Blue Origin's latest all-female spaceflight, with celebrities such as pop sensation Katy Perry, NASA rocket scientist Aisha Bowe, film producer Kerianne Flynn, and CBS host Gayle King, is the talk of the town at present. However, what many are wondering is how much tickets to space cost.
On April 14, six women were taken on an 11-minute space flight by the NS-31 mission. Passengers said the experience was life-altering, but Blue Origin is keeping mum on the exact pricing. Perry even kissed the ground after she landed on Earth.
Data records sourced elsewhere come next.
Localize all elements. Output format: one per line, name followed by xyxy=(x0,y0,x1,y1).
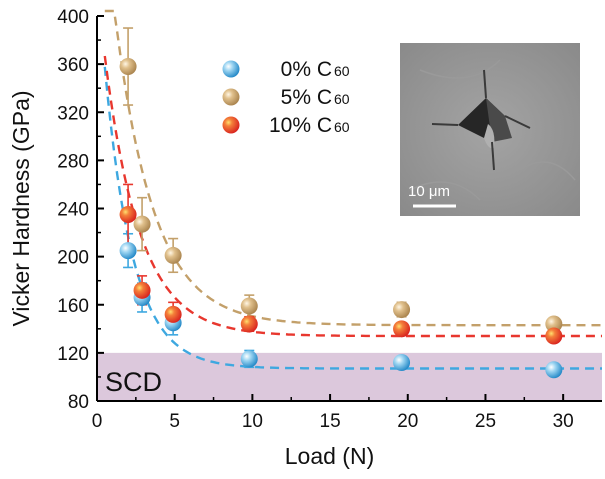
data-point-series-1 xyxy=(393,301,411,319)
y-tick-label: 120 xyxy=(57,344,89,365)
legend-subscript-series-1: 60 xyxy=(334,91,350,107)
data-point-series-0 xyxy=(393,354,411,371)
legend-label-series-0: 0% C xyxy=(281,58,332,81)
data-point-series-2 xyxy=(164,305,182,323)
data-point-series-0 xyxy=(240,350,258,368)
data-point-series-2 xyxy=(119,206,137,224)
fit-curve-series-0 xyxy=(103,66,602,370)
data-point-series-1 xyxy=(119,58,137,76)
legend-marker-series-0 xyxy=(222,60,240,78)
data-point-series-1 xyxy=(133,215,151,233)
legend-label-series-1: 5% C xyxy=(281,86,332,109)
legend-subscript-series-2: 60 xyxy=(334,119,350,135)
x-tick-label: 30 xyxy=(553,411,574,432)
data-point-series-2 xyxy=(133,281,151,299)
y-tick-label: 80 xyxy=(68,392,89,413)
x-tick-label: 10 xyxy=(242,411,263,432)
x-axis-title: Load (N) xyxy=(285,443,374,469)
x-tick-label: 15 xyxy=(320,411,341,432)
legend-label-series-2: 10% C xyxy=(269,114,332,137)
scd-region-label: SCD xyxy=(105,367,162,397)
y-tick-label: 400 xyxy=(57,7,89,28)
x-tick-label: 25 xyxy=(475,411,496,432)
axes: 0 5 10 15 20 25 30 80 120 160 200 240 280 320 360 400 xyxy=(57,7,602,432)
fit-curve-series-2 xyxy=(103,55,602,338)
x-tick-label: 20 xyxy=(397,411,418,432)
data-point-series-0 xyxy=(119,242,137,260)
y-tick-label: 200 xyxy=(57,248,89,269)
data-point-series-0 xyxy=(545,361,563,379)
x-tick-label: 5 xyxy=(169,411,180,432)
indentation-micrograph: 10 μm xyxy=(400,43,580,216)
data-point-series-1 xyxy=(164,246,182,264)
fit-curve-series-1 xyxy=(104,9,602,327)
data-point-series-1 xyxy=(545,315,563,333)
data-point-series-1 xyxy=(240,297,258,315)
legend-marker-series-1 xyxy=(222,88,240,106)
y-axis-title: Vicker Hardness (GPa) xyxy=(8,90,34,326)
y-tick-label: 160 xyxy=(57,296,89,317)
data-point-series-2 xyxy=(393,320,411,338)
legend-marker-series-2 xyxy=(222,116,240,134)
y-tick-label: 240 xyxy=(57,200,89,221)
x-tick-label: 0 xyxy=(92,411,103,432)
y-tick-label: 280 xyxy=(57,151,89,172)
data-point-series-2 xyxy=(545,327,563,345)
y-tick-label: 360 xyxy=(57,55,89,76)
scd-region xyxy=(97,352,602,401)
y-tick-label: 320 xyxy=(57,103,89,124)
data-point-series-2 xyxy=(240,315,258,333)
legend-subscript-series-0: 60 xyxy=(334,63,350,79)
scale-bar-label: 10 μm xyxy=(408,183,450,200)
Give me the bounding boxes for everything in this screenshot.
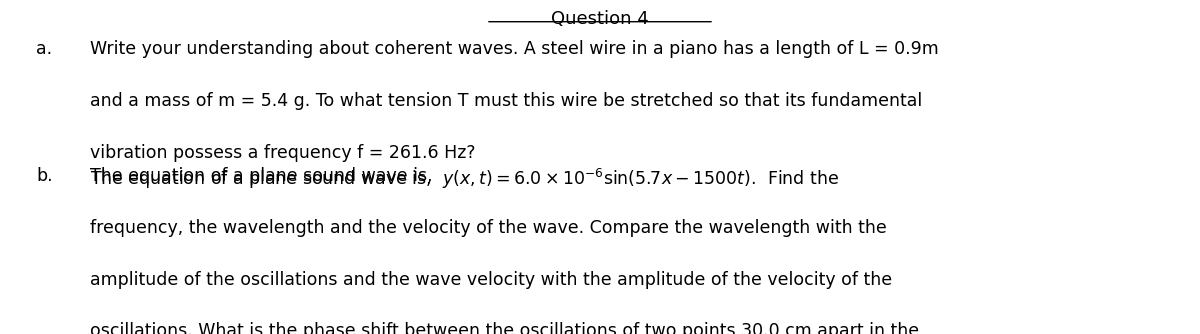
Text: frequency, the wavelength and the velocity of the wave. Compare the wavelength w: frequency, the wavelength and the veloci… [90,219,887,237]
Text: The equation of a plane sound wave is,  $y(x, t) = 6.0 \times 10^{-6} \sin(5.7x : The equation of a plane sound wave is, $… [90,167,839,191]
Text: and a mass of m = 5.4 g. To what tension T must this wire be stretched so that i: and a mass of m = 5.4 g. To what tension… [90,92,923,110]
Text: a.: a. [36,40,52,58]
Text: amplitude of the oscillations and the wave velocity with the amplitude of the ve: amplitude of the oscillations and the wa… [90,271,892,289]
Text: oscillations. What is the phase shift between the oscillations of two points 30.: oscillations. What is the phase shift be… [90,322,919,334]
Text: vibration possess a frequency f = 261.6 Hz?: vibration possess a frequency f = 261.6 … [90,144,475,162]
Text: The equation of a plane sound wave is,: The equation of a plane sound wave is, [90,167,444,185]
Text: b.: b. [36,167,53,185]
Text: Question 4: Question 4 [551,10,649,28]
Text: Write your understanding about coherent waves. A steel wire in a piano has a len: Write your understanding about coherent … [90,40,938,58]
While Virgin Galactic charges between $200,000 and $450,000 per flight, the actual price of a Blue Origin ticket is not publicly disclosed, as per the Associated Press. The company demands a refundable deposit of $150,000 to start taking bookings, but the final cost is negotiated privately, which means anyone above 18 can book a trip to space through the reservation page of the firm's official website.
According to The New York Times, the firm sold a seat in 2021 for $28 million to 18-year-old Oliver Daemen, though other notable celebrities, such as Star Trek's William Shatner, traveled as passengers for free. Experts say the pricing depends not on monetary values but on social influence and supporting the mission of Blue Origin.
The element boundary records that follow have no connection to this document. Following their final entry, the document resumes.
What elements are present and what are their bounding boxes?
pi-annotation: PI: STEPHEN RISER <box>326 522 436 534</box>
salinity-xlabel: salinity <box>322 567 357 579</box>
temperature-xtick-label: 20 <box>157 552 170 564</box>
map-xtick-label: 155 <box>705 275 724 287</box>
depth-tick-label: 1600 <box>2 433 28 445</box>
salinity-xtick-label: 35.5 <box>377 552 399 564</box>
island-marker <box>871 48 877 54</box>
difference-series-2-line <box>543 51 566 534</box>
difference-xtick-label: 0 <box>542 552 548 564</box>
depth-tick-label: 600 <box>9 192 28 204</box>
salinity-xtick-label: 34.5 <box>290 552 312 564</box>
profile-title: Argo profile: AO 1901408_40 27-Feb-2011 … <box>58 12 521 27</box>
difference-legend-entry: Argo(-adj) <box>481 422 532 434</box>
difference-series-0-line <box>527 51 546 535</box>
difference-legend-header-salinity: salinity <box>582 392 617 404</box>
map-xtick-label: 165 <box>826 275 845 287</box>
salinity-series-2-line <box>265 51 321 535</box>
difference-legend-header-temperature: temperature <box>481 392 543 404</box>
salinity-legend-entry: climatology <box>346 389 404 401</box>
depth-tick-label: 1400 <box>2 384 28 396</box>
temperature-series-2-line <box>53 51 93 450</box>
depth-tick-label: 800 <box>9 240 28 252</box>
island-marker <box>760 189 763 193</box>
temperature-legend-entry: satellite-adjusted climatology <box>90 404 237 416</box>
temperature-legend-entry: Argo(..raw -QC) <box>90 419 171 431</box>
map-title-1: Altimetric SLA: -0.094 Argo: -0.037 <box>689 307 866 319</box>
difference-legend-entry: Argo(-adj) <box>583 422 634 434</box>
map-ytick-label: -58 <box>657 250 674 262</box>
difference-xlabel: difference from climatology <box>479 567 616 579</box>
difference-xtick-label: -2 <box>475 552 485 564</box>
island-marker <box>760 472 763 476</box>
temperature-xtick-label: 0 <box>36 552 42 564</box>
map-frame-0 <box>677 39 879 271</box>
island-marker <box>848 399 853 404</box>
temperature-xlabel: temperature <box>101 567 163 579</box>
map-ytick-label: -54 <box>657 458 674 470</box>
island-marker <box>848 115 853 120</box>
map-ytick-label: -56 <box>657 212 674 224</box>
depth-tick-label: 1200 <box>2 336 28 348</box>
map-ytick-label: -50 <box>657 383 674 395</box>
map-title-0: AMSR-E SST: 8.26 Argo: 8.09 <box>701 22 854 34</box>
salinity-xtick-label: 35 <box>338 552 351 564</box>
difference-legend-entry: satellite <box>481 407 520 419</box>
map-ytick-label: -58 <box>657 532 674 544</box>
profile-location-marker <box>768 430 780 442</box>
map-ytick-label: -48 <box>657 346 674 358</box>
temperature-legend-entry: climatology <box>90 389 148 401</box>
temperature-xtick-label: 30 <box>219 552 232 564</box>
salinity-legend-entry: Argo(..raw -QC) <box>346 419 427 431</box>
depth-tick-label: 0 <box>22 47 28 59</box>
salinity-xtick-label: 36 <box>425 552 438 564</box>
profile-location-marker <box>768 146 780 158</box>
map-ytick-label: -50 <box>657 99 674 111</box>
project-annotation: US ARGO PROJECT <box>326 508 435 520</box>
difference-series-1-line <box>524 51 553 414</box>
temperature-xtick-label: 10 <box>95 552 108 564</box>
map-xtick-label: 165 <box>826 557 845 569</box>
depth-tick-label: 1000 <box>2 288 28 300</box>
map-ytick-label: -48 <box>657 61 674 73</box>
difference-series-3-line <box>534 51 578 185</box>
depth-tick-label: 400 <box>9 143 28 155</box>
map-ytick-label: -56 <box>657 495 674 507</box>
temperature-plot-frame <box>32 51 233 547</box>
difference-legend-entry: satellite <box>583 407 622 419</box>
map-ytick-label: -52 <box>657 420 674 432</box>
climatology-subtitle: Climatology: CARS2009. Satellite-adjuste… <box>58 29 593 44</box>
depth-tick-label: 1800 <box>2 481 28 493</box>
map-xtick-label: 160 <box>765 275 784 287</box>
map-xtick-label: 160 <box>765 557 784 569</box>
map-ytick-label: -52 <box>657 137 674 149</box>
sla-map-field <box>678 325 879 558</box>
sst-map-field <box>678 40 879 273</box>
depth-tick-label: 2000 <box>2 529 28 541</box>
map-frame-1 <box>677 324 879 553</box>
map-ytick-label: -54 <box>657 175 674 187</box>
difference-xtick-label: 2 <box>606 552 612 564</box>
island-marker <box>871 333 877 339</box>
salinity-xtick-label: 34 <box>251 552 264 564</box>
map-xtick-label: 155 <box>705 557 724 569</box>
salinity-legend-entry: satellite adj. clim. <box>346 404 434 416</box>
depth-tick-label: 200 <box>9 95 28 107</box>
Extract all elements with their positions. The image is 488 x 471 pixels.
"It’s not about money; it’s about who you are, your social capital, and whether you align with their launch purposes. It’s kind of a package deal," Roman Chiporukha, co-founder of SpaceVIP, shared with The Observer.
Blue Origin has taken 52 individuals on 11 crewed flights since 2021. However, Katy Perry and crew's April 2025 space mission marks the first all-female trip to space since Valentina Tereshkova’s solo voyage in 1963. The flight took off at 9 in the morning. It lasted in space for about eight minutes, crossing 62 miles above the Karman Line, which is the official space border.